Question

Correct any answers that have the incorrect number of significant figures. (a) \(78.9+890.43-23=9.5 \times 10^{2}\) (b) \(9354-3489.56+34.3=5898.74\) (c) \(0.00407+0.0943=0.0984\) (d) \(0.00896-0.007=0.00196\)

Short answer

Corrected answers: (a) \(9.46 \times 10^2\), (b) 5899, (c) 0.098, (d) 0.002.

Step-by-step solution

- Review Significant Figures

Review the rules for significant figures (sig figs) in order to correct the answers. In addition, remember that addition and subtraction should be reported with the least number of decimal places found in any number in the set, while multiplication and division should be reported with no more sig figs than the number with the least total sig figs in the problem.

- Correcting (a) for Significant Figures

First, perform the operation: 78.9 + 890.43 - 23 = 946.33. Now, we round to the least number of decimals in the original numbers, which is 1 decimal place due to the first number, 78.9. Therefore, we round to 946.3. Since the original answer was given in scientific notation, convert 946.3 into scientific notation, which is \(9.463 \times 10^2\). However, based on sig figs in the original numbers, we should have only 3 sig figs, therefore the corrected answer in scientific notation should have only 3 sig figs, which is \(9.46 \times 10^2\).

- Correcting (b) for Significant Figures

Perform the calculation: 9354 - 3489.56 + 34.3 = 5898.74. Here, since we are dealing with addition and subtraction, we need to look at the decimal places. The original number with the least number of decimal places is 9354 (no decimal places shown). Therefore, the result should be rounded to the nearest whole number: 5899.

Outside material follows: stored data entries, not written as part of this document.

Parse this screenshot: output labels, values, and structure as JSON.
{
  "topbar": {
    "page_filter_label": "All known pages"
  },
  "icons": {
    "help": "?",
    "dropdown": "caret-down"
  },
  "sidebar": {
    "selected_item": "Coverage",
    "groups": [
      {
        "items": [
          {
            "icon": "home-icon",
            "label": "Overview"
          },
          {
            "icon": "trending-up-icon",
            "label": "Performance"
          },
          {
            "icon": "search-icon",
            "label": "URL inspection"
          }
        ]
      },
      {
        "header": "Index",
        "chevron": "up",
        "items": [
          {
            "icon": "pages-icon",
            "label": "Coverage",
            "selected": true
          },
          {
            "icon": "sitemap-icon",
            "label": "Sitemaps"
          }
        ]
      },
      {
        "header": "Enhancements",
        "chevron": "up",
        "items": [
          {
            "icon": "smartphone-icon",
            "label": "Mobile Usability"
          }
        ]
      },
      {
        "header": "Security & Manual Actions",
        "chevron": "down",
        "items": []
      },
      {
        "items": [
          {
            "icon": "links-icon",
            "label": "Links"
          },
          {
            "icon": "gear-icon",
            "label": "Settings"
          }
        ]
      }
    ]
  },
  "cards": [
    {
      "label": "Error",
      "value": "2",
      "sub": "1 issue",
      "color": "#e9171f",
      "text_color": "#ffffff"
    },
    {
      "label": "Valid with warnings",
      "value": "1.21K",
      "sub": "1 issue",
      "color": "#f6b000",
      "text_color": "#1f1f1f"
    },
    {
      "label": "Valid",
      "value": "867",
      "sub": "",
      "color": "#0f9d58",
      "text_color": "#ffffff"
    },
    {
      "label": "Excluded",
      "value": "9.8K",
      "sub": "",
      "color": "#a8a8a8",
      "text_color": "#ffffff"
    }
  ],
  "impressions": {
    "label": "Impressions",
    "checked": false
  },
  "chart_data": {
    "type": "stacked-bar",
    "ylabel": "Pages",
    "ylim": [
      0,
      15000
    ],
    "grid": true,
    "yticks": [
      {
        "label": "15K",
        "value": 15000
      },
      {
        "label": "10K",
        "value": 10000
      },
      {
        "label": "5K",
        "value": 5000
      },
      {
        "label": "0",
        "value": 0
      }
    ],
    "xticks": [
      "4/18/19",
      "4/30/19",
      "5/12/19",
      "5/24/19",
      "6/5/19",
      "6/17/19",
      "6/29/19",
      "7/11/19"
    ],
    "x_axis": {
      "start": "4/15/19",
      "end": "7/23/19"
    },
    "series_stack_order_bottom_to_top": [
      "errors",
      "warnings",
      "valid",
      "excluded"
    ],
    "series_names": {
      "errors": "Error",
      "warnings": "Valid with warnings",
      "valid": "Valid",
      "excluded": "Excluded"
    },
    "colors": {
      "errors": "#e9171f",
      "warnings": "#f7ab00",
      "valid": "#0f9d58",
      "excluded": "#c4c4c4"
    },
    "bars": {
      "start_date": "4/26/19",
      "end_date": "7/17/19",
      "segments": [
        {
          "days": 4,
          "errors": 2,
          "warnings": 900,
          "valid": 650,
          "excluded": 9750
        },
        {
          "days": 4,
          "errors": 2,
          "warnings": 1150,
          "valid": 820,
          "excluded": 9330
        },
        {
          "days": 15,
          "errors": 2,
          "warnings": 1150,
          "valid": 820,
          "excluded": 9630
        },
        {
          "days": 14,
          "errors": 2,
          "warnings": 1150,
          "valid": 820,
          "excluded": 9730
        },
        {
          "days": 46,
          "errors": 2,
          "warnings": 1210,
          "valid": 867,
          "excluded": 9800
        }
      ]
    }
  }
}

- Correcting (c) for Significant Figures

Add the two values: 0.00407 + 0.0943 = 0.09837. However, when looking at the original numbers, we can see that the first number has the least number of significant decimal places (2 decimal places). Therefore, the answer should be rounded to two decimal places to give 0.098.

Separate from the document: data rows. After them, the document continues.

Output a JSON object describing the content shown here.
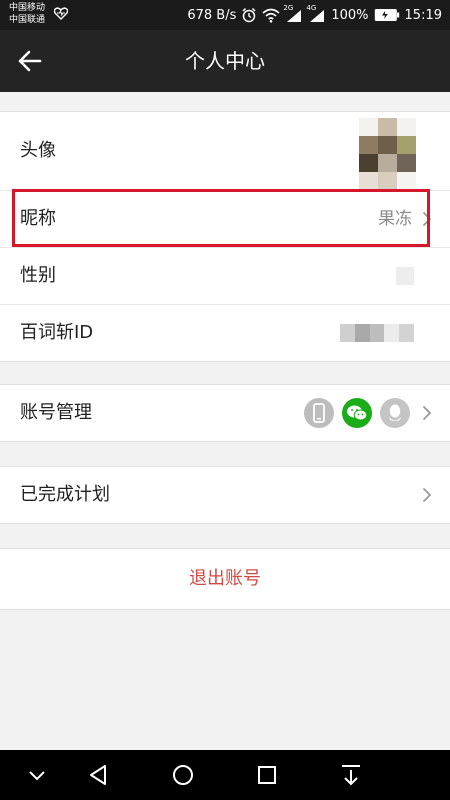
{
  "status_bar": {
    "carrier1": "中国移动",
    "carrier2": "中国联通",
    "speed": "678 B/s",
    "battery": "100%",
    "time": "15:19",
    "network_2g": "2G",
    "network_4g": "4G"
  },
  "header": {
    "title": "个人中心"
  },
  "profile": {
    "avatar_label": "头像",
    "nickname_label": "昵称",
    "nickname_value": "果冻",
    "gender_label": "性别",
    "id_label": "百词斩ID"
  },
  "account": {
    "label": "账号管理",
    "icons": [
      "phone-icon",
      "wechat-icon",
      "qq-icon"
    ],
    "wechat_color": "#1aad19"
  },
  "plans": {
    "label": "已完成计划"
  },
  "logout": {
    "label": "退出账号",
    "color": "#d04b44"
  },
  "highlight_color": "#d6172a",
  "nav": {
    "icons": [
      "chevron-down-icon",
      "back-triangle-icon",
      "home-circle-icon",
      "recents-square-icon",
      "download-icon"
    ]
  }
}
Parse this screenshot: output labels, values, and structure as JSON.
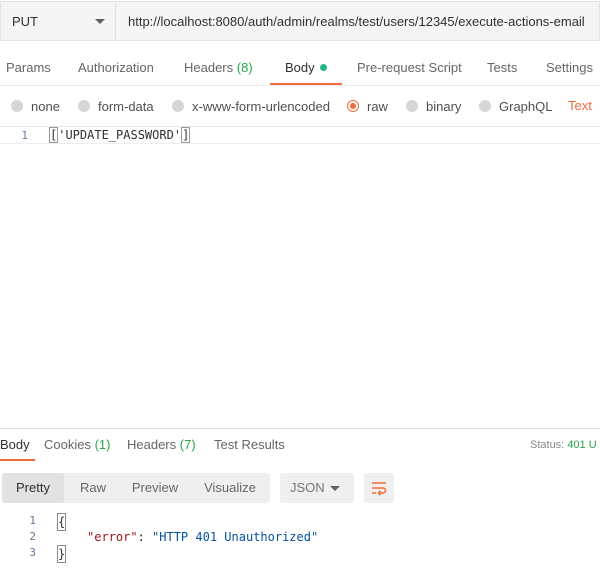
{
  "request": {
    "method": "PUT",
    "url": "http://localhost:8080/auth/admin/realms/test/users/12345/execute-actions-email"
  },
  "request_tabs": [
    {
      "label": "Params"
    },
    {
      "label": "Authorization"
    },
    {
      "label": "Headers",
      "count": "(8)"
    },
    {
      "label": "Body"
    },
    {
      "label": "Pre-request Script"
    },
    {
      "label": "Tests"
    },
    {
      "label": "Settings"
    }
  ],
  "body_types": [
    {
      "label": "none"
    },
    {
      "label": "form-data"
    },
    {
      "label": "x-www-form-urlencoded"
    },
    {
      "label": "raw",
      "selected": true
    },
    {
      "label": "binary"
    },
    {
      "label": "GraphQL"
    }
  ],
  "body_format": "Text",
  "editor": {
    "lines": [
      {
        "number": "1",
        "open": "[",
        "content": "'UPDATE_PASSWORD'",
        "close": "]"
      }
    ]
  },
  "response": {
    "tabs": [
      {
        "label": "Body"
      },
      {
        "label": "Cookies",
        "count": "(1)"
      },
      {
        "label": "Headers",
        "count": "(7)"
      },
      {
        "label": "Test Results"
      }
    ],
    "status_label": "Status:",
    "status_value": "401 U",
    "view_modes": [
      "Pretty",
      "Raw",
      "Preview",
      "Visualize"
    ],
    "format": "JSON",
    "lines": [
      {
        "number": "1",
        "text": "{"
      },
      {
        "number": "2",
        "key": "\"error\"",
        "sep": ": ",
        "value": "\"HTTP 401 Unauthorized\""
      },
      {
        "number": "3",
        "text": "}"
      }
    ]
  },
  "colors": {
    "accent": "#f26b3a",
    "indicator": "#26b47f",
    "count": "#28a745"
  },
  "icons": [
    "chevron-down-icon",
    "wrap-lines-icon"
  ]
}
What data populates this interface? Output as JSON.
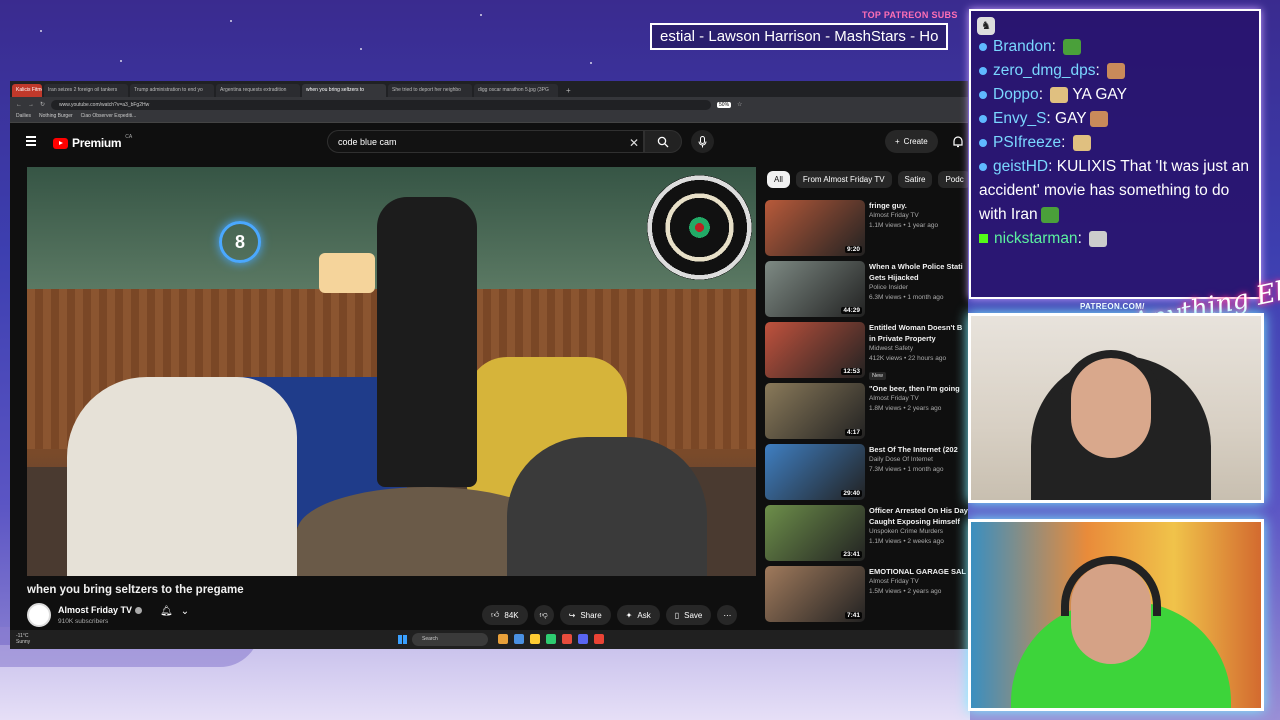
{
  "overlay": {
    "subs_title": "TOP PATREON SUBS",
    "subs_ticker": "estial - Lawson Harrison - MashStars - Ho",
    "patreon_label": "PATREON.COM/",
    "brand_logo": "Anything Else?"
  },
  "browser": {
    "tabs": [
      {
        "label": "Kalicis Fitmen"
      },
      {
        "label": "Iran seizes 2 foreign oil tankers"
      },
      {
        "label": "Trump administration to end yo"
      },
      {
        "label": "Argentina requests extradition"
      },
      {
        "label": "when you bring seltzers to",
        "active": true
      },
      {
        "label": "She tried to deport her neighbo"
      },
      {
        "label": "digg oscar marathon 5.jpg (3PG"
      }
    ],
    "url": "www.youtube.com/watch?v=a3_bFg2Hw",
    "zoom": "50%",
    "bookmarks": [
      "Dailies",
      "Nothing Burger",
      "Ciao Observer Expediti..."
    ]
  },
  "youtube": {
    "brand": "Premium",
    "region": "CA",
    "search_query": "code blue cam",
    "create_label": "Create",
    "video": {
      "title": "when you bring seltzers to the pregame",
      "channel": "Almost Friday TV",
      "subscribers": "910K subscribers",
      "likes": "84K",
      "share_label": "Share",
      "ask_label": "Ask",
      "save_label": "Save"
    },
    "chips": [
      "All",
      "From Almost Friday TV",
      "Satire",
      "Podc"
    ],
    "recommendations": [
      {
        "title": "fringe guy.",
        "title2": "",
        "channel": "Almost Friday TV",
        "meta": "1.1M views • 1 year ago",
        "duration": "9:20",
        "thumb": "#b85a3a"
      },
      {
        "title": "When a Whole Police Stati",
        "title2": "Gets Hijacked",
        "channel": "Police Insider",
        "meta": "6.3M views • 1 month ago",
        "duration": "44:29",
        "thumb": "#7e8a84"
      },
      {
        "title": "Entitled Woman Doesn't B",
        "title2": "in Private Property",
        "channel": "Midwest Safety",
        "meta": "412K views • 22 hours ago",
        "duration": "12:53",
        "thumb": "#c0523d",
        "badge": "New"
      },
      {
        "title": "\"One beer, then I'm going",
        "title2": "",
        "channel": "Almost Friday TV",
        "meta": "1.8M views • 2 years ago",
        "duration": "4:17",
        "thumb": "#8a7a5a"
      },
      {
        "title": "Best Of The Internet (202",
        "title2": "",
        "channel": "Daily Dose Of Internet",
        "meta": "7.3M views • 1 month ago",
        "duration": "29:40",
        "thumb": "#3f7fc2"
      },
      {
        "title": "Officer Arrested On His Day Off",
        "title2": "Caught Exposing Himself",
        "channel": "Unspoken Crime Murders",
        "meta": "1.1M views • 2 weeks ago",
        "duration": "23:41",
        "thumb": "#6d8f4a"
      },
      {
        "title": "EMOTIONAL GARAGE SAL",
        "title2": "",
        "channel": "Almost Friday TV",
        "meta": "1.5M views • 2 years ago",
        "duration": "7:41",
        "thumb": "#a07a5c"
      }
    ]
  },
  "taskbar": {
    "weather_temp": "-11°C",
    "weather_desc": "Sunny",
    "search_label": "Search"
  },
  "chat": {
    "messages": [
      {
        "user": "Brandon",
        "text": "",
        "emote": "#4aa03a"
      },
      {
        "user": "zero_dmg_dps",
        "text": "",
        "emote": "#c98a5a"
      },
      {
        "user": "Doppo",
        "text": "YA GAY",
        "emote": "#e0c080"
      },
      {
        "user": "Envy_S",
        "text": "GAY",
        "emote": "#c98a5a"
      },
      {
        "user": "PSIfreeze",
        "text": "",
        "emote": "#e0c080"
      },
      {
        "user": "geistHD",
        "text": "KULIXIS That 'It was just an accident' movie has something to do with Iran",
        "emote": "#4aa03a"
      },
      {
        "user": "nickstarman",
        "text": "",
        "emote": "#cccccc",
        "platform": "kick"
      }
    ]
  }
}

- Correcting (d) for Significant Figures

Subtract the two values: 0.00896 - 0.007 = 0.00196. The number with the fewest decimal places after the decimal is the second number (0.007), which has 3 decimal places. Thus, our answer must be rounded to three decimal places past the decimal, giving us 0.002.

Key concepts

Scientific Notation

Scientific notation is a method of writing very large or very small numbers in a concise form. It is commonly used in science and engineering to make calculations and comparisons easier. A number in scientific notation is written as the product of a number (between 1 and 10) and a power of 10. For example, the number 93,500 can be written as \(9.35 \times 10^{4}\).
To convert a number into scientific notation, you need to move the decimal point to the position after the first non-zero digit, and then count the number of places you moved it. If you moved the decimal to the left, the power of 10 will be positive; if to the right, negative. This compact format not only simplifies dealing with extreme values but also clearly indicates the number of significant figures a value has.
In our exercise problem (a), the number 946.3 has been correctly converted into scientific notation as \(9.46 \times 10^{2}\), indicating three significant figures.

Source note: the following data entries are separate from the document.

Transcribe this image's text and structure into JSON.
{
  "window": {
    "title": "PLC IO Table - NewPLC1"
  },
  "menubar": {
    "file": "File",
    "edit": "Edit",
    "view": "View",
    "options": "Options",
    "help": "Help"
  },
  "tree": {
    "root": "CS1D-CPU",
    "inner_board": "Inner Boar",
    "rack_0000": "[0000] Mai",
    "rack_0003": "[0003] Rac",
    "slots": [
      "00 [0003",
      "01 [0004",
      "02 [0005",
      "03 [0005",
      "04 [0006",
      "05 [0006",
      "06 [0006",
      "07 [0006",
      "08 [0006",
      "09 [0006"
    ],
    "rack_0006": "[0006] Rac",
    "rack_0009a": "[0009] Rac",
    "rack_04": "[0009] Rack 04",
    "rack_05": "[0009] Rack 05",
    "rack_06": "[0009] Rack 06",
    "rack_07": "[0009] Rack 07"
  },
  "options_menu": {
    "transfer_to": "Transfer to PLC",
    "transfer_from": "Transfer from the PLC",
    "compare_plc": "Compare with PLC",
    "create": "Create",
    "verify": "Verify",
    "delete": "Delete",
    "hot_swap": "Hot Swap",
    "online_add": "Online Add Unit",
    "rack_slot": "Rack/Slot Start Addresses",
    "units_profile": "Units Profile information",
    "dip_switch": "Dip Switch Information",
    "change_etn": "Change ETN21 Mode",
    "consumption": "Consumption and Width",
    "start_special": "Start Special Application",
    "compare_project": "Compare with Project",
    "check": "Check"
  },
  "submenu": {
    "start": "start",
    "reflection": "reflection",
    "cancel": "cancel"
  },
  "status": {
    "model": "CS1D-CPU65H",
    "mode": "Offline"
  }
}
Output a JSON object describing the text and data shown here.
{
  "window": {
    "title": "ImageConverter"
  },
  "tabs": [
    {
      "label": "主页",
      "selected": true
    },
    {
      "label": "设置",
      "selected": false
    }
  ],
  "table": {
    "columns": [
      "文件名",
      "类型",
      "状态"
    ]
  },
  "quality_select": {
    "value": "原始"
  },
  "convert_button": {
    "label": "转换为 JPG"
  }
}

Addition and Subtraction Rules for Significant Figures

When adding or subtracting numbers, it's essential to pay attention to the significant figures in the decimal places. The rule for determining the number of significant figures after an addition or subtraction is to round the result to the least precise decimal place of any number in the operation.
For instance, when given the numbers 78.9 (one decimal place) and 890.43 (two decimal places), and subtracting 23 (no decimal places), the result should be rounded to one decimal place, the least precise among the three numbers. Therefore, the correct answer to problem (a) is \(946.3\) or \(9.46 \times 10^{2}\) in scientific notation reflecting the precision of the original numbers.

Rounding in Significant Figures

Rounding is a technique used to reduce the number of significant figures in a result to match the precision of the input data. When rounding, if the digit to the right of your last significant figure is equal to or more than 5, you increase the last significant figure by one. If it's less than 5, you leave the last significant figure as is. It's crucial to round off the value after you complete all the calculations to avoid rounding errors in intermediate steps.

• Any zeros to the left of the first non-zero digit are not considered significant.
• Zeros between non-zero digits are always significant.
• Zeros to the right of the decimal and at the end of the number are significant if one of the digits to the left is non-zero.

For example, when adjusting the solution for problem (b), the answer needed to be rounded to the nearest whole number as the least significant figure was in the whole number place, resulting in an answer of 5899.

Multiplication and Division Rules for Significant Figures

Multiplication and division rules for significant figures differ from addition and subtraction. When you multiply or divide numbers, the result should have as many significant figures as the number with the fewest significant figures used in the calculation.
For example, if you multiply 2.5 (two significant figures) by 3.45 (three significant figures), your answer should have two significant figures because 2.5 has the fewest significant figures. It’s important to complete all multiplications or divisions before rounding off the final result to the correct number of significant figures to avoid compounding rounding errors. Adhering to these rules ensures that the precision indicated by significant figures is maintained throughout your calculations.